Quick Links

Re: Using quicksort for every external sort run

From:	Peter Geoghegan <pg(at)heroku(dot)com>
To:	Robert Haas <robertmhaas(at)gmail(dot)com>
Cc:	Jeff Janes <jeff(dot)janes(at)gmail(dot)com>, Pg Hackers <pgsql-hackers(at)postgresql(dot)org>, Heikki Linnakangas <hlinnaka(at)iki(dot)fi>, Simon Riggs <simon(at)2ndquadrant(dot)com>
Subject:	Re: Using quicksort for every external sort run
Date:	2015-12-02 19:26:00
Message-ID:	CAM3SWZTDzBFxRig3rsWydxDNnHfg+AJYEiEydtQL0krqVTqKgQ@mail.gmail.com
Views:	Raw Message \| Whole Thread \| Download mbox \| Resend email
Thread:
Lists:	pgsql-hackers

On Wed, Dec 2, 2015 at 10:03 AM, Robert Haas <robertmhaas(at)gmail(dot)com> wrote:
>> I'm not very concerned about a regression that is only seen when
>> work_mem is set below the (very conservative) postgresql.conf default
>> value of 4MB when sorting 100 million integers.
>
> Perhaps surprisingly, I tend to agree. I'm cautious of regressions
> here, but large sorts in queries are relatively uncommon. You're
> certainly not going to want to return a 100 million tuples to the
> client.

Right. The fact that it was only a 5% regression is also a big part of
what made me unconcerned. I am glad that we've characterized the
regression that I assumed was there, though -- I certainly knew that
Knuth and so on were not wrong to emphasize increasing run size in the
1970s.

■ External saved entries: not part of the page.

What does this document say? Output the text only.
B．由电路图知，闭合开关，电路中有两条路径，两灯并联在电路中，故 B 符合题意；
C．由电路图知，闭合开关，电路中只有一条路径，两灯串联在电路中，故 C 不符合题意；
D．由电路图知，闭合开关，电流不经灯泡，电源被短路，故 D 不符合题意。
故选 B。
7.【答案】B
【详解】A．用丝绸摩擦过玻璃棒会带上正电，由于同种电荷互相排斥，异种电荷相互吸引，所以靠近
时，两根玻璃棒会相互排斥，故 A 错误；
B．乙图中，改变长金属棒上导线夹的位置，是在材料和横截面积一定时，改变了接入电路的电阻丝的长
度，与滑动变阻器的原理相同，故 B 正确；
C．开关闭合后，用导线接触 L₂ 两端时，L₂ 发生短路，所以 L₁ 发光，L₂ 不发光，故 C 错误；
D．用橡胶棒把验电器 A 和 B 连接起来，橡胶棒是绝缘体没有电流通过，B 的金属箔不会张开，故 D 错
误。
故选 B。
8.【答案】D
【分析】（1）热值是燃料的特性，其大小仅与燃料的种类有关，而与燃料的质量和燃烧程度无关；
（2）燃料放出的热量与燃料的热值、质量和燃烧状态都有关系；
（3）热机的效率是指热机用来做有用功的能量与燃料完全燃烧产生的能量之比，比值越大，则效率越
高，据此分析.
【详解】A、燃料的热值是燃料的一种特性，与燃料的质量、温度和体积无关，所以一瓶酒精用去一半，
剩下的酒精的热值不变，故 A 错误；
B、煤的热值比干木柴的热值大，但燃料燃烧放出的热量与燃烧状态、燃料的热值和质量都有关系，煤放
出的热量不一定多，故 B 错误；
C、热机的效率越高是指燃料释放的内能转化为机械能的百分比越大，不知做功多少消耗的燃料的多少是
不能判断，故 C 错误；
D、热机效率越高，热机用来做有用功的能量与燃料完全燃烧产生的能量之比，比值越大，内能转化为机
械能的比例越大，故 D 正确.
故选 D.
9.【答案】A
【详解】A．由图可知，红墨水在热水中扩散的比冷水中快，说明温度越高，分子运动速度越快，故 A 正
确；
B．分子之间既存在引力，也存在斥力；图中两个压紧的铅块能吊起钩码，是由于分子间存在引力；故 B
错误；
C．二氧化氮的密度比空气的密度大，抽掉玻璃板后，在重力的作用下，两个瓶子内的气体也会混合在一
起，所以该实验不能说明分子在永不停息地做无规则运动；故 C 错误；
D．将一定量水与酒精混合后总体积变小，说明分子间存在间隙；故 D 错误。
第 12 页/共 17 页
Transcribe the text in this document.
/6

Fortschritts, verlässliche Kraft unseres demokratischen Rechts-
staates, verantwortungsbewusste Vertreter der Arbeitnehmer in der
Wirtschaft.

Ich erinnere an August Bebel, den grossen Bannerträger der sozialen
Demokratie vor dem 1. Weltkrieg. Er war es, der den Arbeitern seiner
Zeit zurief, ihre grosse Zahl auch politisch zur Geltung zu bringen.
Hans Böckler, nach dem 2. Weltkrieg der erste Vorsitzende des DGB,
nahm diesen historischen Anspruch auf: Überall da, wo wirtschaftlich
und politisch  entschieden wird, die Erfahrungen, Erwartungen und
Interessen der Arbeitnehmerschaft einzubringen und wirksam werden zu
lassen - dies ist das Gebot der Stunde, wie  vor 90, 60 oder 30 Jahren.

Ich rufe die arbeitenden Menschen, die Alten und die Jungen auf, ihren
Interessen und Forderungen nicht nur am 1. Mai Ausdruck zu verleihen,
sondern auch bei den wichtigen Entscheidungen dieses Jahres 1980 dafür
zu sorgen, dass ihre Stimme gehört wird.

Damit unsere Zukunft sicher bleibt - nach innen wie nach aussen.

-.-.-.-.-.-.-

Volume 3 of The Art of Computer Programming literally has a
pull-out chart showing the timing of external sorts. This includes the
time it takes for a human operator to switch magnetic tapes, and
rewind those tapes. The underlying technology has changed rather a lot
since, of course.

> While large sorts are uncommon in queries, they are much more common
> in index builds. Therefore, I think we ought to be worrying more
> about regressions at 64MB than at 4MB, because we ship with
> maintenance_work_mem = 64MB and a lot of people probably don't change
> it before trying to build an index. If we make those index builds go
> faster, users will be happy. If we make them go slower, users will be
> sad. So I think it's worth asking the question "are there any CREATE
> INDEX commands that someone might type on a system on which they've
> done no other configuration that will be slower with this patch"?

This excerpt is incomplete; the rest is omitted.